Em nota assinada pelo ministro (e
general da reserva) Fernando Azevedo, a pasta diz que "as
Forças Armadas estarão sempre ao lado da lei, da ordem, da democracia e da
liberdade". O comunicado de segunda-feira também afirma que "qualquer
agressão a profissionais de imprensa é inaceitável", em repúdio aos
ataques violentos a jornalistas e fotógrafos por manifestantes em frente ao
Palácio do Planalto, durante o ato de apoio a Bolsonaro no domingo.
Para estudiosos das
Forças Armadas ouvidos pela BBC News Brasil, a manifestação do Ministério da
Defesa marca um afastamento da cúpula militar do radicalismo do presidente.
Estes analistas, no entanto, manifestam preocupação com a possibilidade de
oficiais de média e baixa patente aderirem a movimentos autoritários.
Além da agressão a
jornalistas — o fotógrafo Dida Sampaio, do jornal Estado de S.Paulo, chegou a
ser derrubado no chão e recebeu socos e chutes —, o ato de domingo em frente ao
Palácio do Planalto foi marcado por ataques ao Congresso, ao Supremo Tribunal Federal
e ao ex-ministro da Justiça Sergio Moro que se demitiu acusando Bolsonaro de
querer intervir na Polícia Federal.
Em discurso feito
na rampa do Palácio do Planalto, Bolsonaro disse: "Vocês sabem que o povo
está conosco. As Forças Armadas, ao lado da lei, da ordem, da democracia, da
liberdade e da verdade, também estão ao nosso lado. Quanto aos algozes, peço a
Deus que não tenhamos problema esta semana, porque chegamos no limite. Não tem
mais conversa". Duas semanas antes,
ele fez manifestação de teor semelhante em outro ato de caráter autoritário
realizado por seus apoiadores em frente ao Quartel-General do Exército, em
Brasília.
Para Antonio Jorge
Ramalho da Rocha, professor de relações internacionais da UnB, com pesquisa nas
áreas de segurança internacional e defesa nacional, "hoje, não há dúvida
acerca da unidade de comando e do compromisso das cúpulas militares com as instituições
e valores democráticos vigentes, embora todos estejamos de acordo em que há
muito o que fazer para melhorar nossas instituições e práticas políticas". "Mas, com o
passar do tempo, não é impossível o surgimento de divisões internas em relação
a esse compromisso das Forças com o Estado. E esse risco cresce na proporção da
participação de oficiais da ativa no governo", acredita.
O número de
militares ocupando cargos civis no governo federal se aproxima de 3 mil. Em
março, eram 2.897 os cedidos por Exército, Marinha e Aeronáutica para outras
áreas, segundo dados do Ministério da Defesa repassados à BBC News Brasil em
março.

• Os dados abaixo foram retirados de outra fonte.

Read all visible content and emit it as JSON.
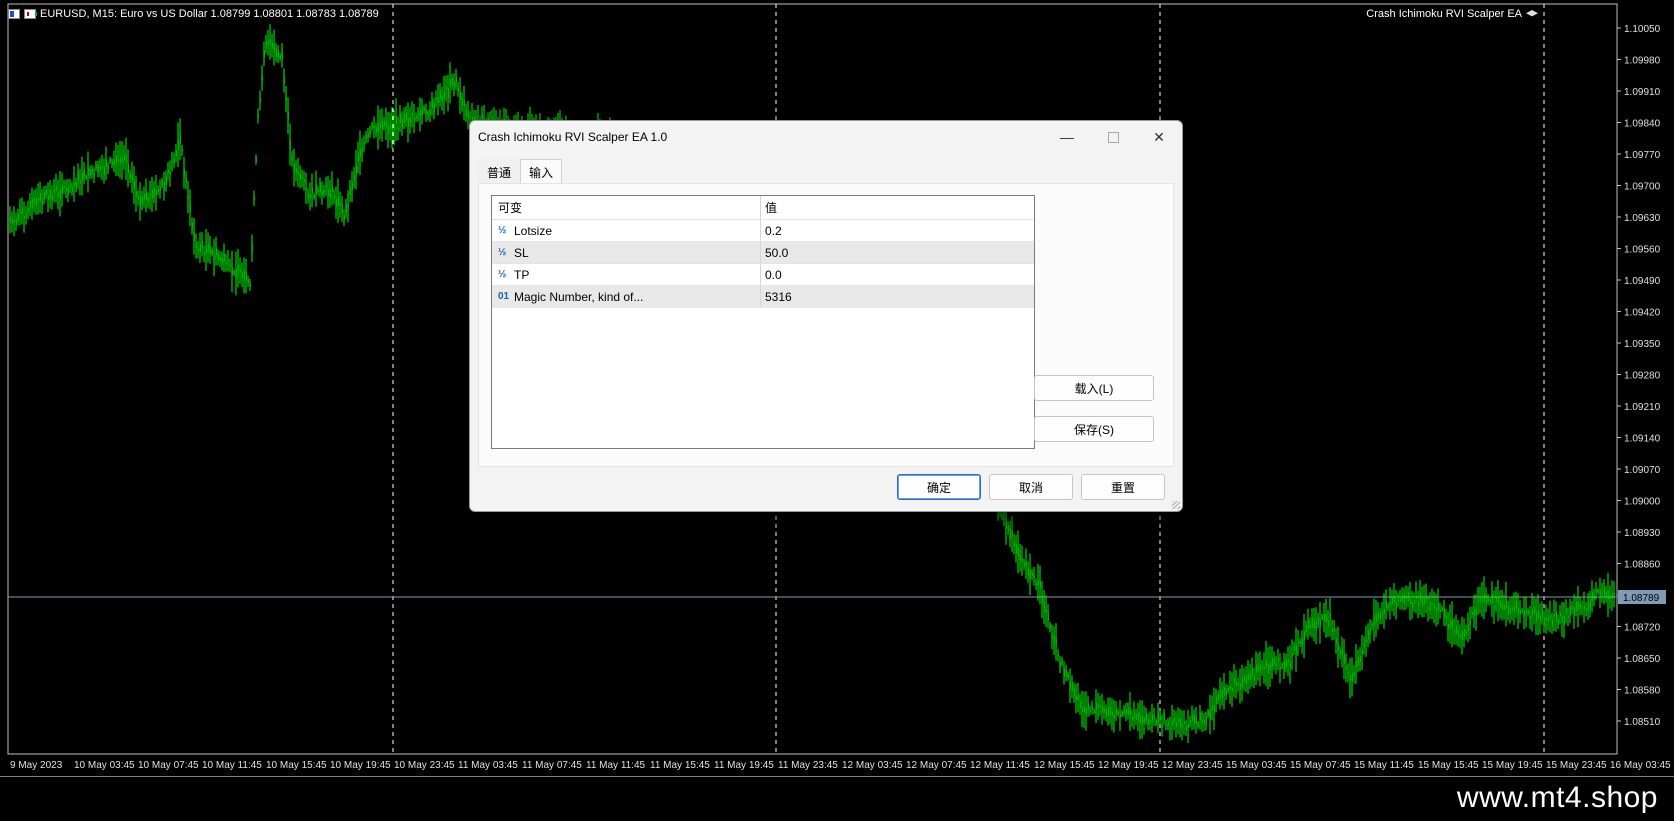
{
  "chart": {
    "symbol_header": "EURUSD, M15:  Euro vs US Dollar  1.08799 1.08801 1.08783 1.08789",
    "ea_name": "Crash Ichimoku RVI Scalper EA",
    "current_price": "1.08789",
    "price_labels": [
      "1.10050",
      "1.09980",
      "1.09910",
      "1.09840",
      "1.09770",
      "1.09700",
      "1.09630",
      "1.09560",
      "1.09490",
      "1.09420",
      "1.09350",
      "1.09280",
      "1.09210",
      "1.09140",
      "1.09070",
      "1.09000",
      "1.08930",
      "1.08860",
      "1.08790",
      "1.08720",
      "1.08650",
      "1.08580",
      "1.08510"
    ],
    "time_labels": [
      "9 May 2023",
      "10 May 03:45",
      "10 May 07:45",
      "10 May 11:45",
      "10 May 15:45",
      "10 May 19:45",
      "10 May 23:45",
      "11 May 03:45",
      "11 May 07:45",
      "11 May 11:45",
      "11 May 15:45",
      "11 May 19:45",
      "11 May 23:45",
      "12 May 03:45",
      "12 May 07:45",
      "12 May 11:45",
      "12 May 15:45",
      "12 May 19:45",
      "12 May 23:45",
      "15 May 03:45",
      "15 May 07:45",
      "15 May 11:45",
      "15 May 15:45",
      "15 May 19:45",
      "15 May 23:45",
      "16 May 03:45"
    ],
    "colors": {
      "candle": "#00ff00",
      "background": "#000000",
      "price_line": "#7f9bb5",
      "grid": "#ffffff"
    }
  },
  "dialog": {
    "title": "Crash Ichimoku RVI Scalper EA 1.0",
    "minimize": "—",
    "close": "✕",
    "tabs": [
      "普通",
      "输入"
    ],
    "active_tab": "输入",
    "grid": {
      "headers": [
        "可变",
        "值"
      ],
      "rows": [
        {
          "icon": "½",
          "name": "Lotsize",
          "value": "0.2"
        },
        {
          "icon": "½",
          "name": "SL",
          "value": "50.0"
        },
        {
          "icon": "½",
          "name": "TP",
          "value": "0.0"
        },
        {
          "icon": "01",
          "name": "Magic Number, kind of...",
          "value": "5316"
        }
      ]
    },
    "buttons": {
      "load": "载入(L)",
      "save": "保存(S)",
      "ok": "确定",
      "cancel": "取消",
      "reset": "重置"
    }
  },
  "watermark": "www.mt4.shop"
}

Eles ocupam desde funções no terceiro e segundo escalão da administração
federal a postos na alta cúpula do governo, com destaque para três ministérios
localizados dentro do Palácio do Planalto — Casa Civil (general da reserva
Braga Netto), Secretaria de Governo (general da ativa Luiz Eduardo Ramos) e
Gabinete de Segurança Institucional (general da reserva Augusto Heleno).
Relação ambígua
O cientista
político Octavio Amorim Neto, professor da Ebape/FGV, diz que as Forças Armadas
estão em uma "situação extremamente ambígua" dentro da gestão
Bolsonaro. Por um lado, não tinham tanto poder político desde 1985, ano da
redemocratização do país após duas décadas de ditadura militar. Por outro, a
cúpula das Forças Armadas tenta diferenciar o que é a instituição do que é
governo, salientando que os ocupantes dos cargos mais altos já estão na reserva
ou se licenciaram da carreira militar, caso do ministro Ramos.
"Essa situação
muito turva, ambígua, vai gerando riscos crescentes de, de repente, um ator
individual menor, tomar uma decisão mais ousada e o processo desandar para uma
grande crise política", acredita.
O professor
exemplifica sua tese lembrando da crise de segurança pública gerada pelo motim
de policiais militares no Ceará, em que o senador Cid Gomes (PDT-CE) chegou a
ser baleado quando enfrentou os grevistas. Na época, analistas da área de
segurança pública viram o risco de alastramento da crise para outros Estados,
por causa do fortalecimento político da categoria policial, grupo muito
presente na base eleitoral de Bolsonaro.
"Até o
momento, os comandantes das três Forças (Exército, Aeronáutica e Marinha) que
têm dado o tom das Forças Armadas. E se oficiais intermediários começarem a se
manifestar? Aí a questão da integridade das Forças Armadas vai entrar em risco.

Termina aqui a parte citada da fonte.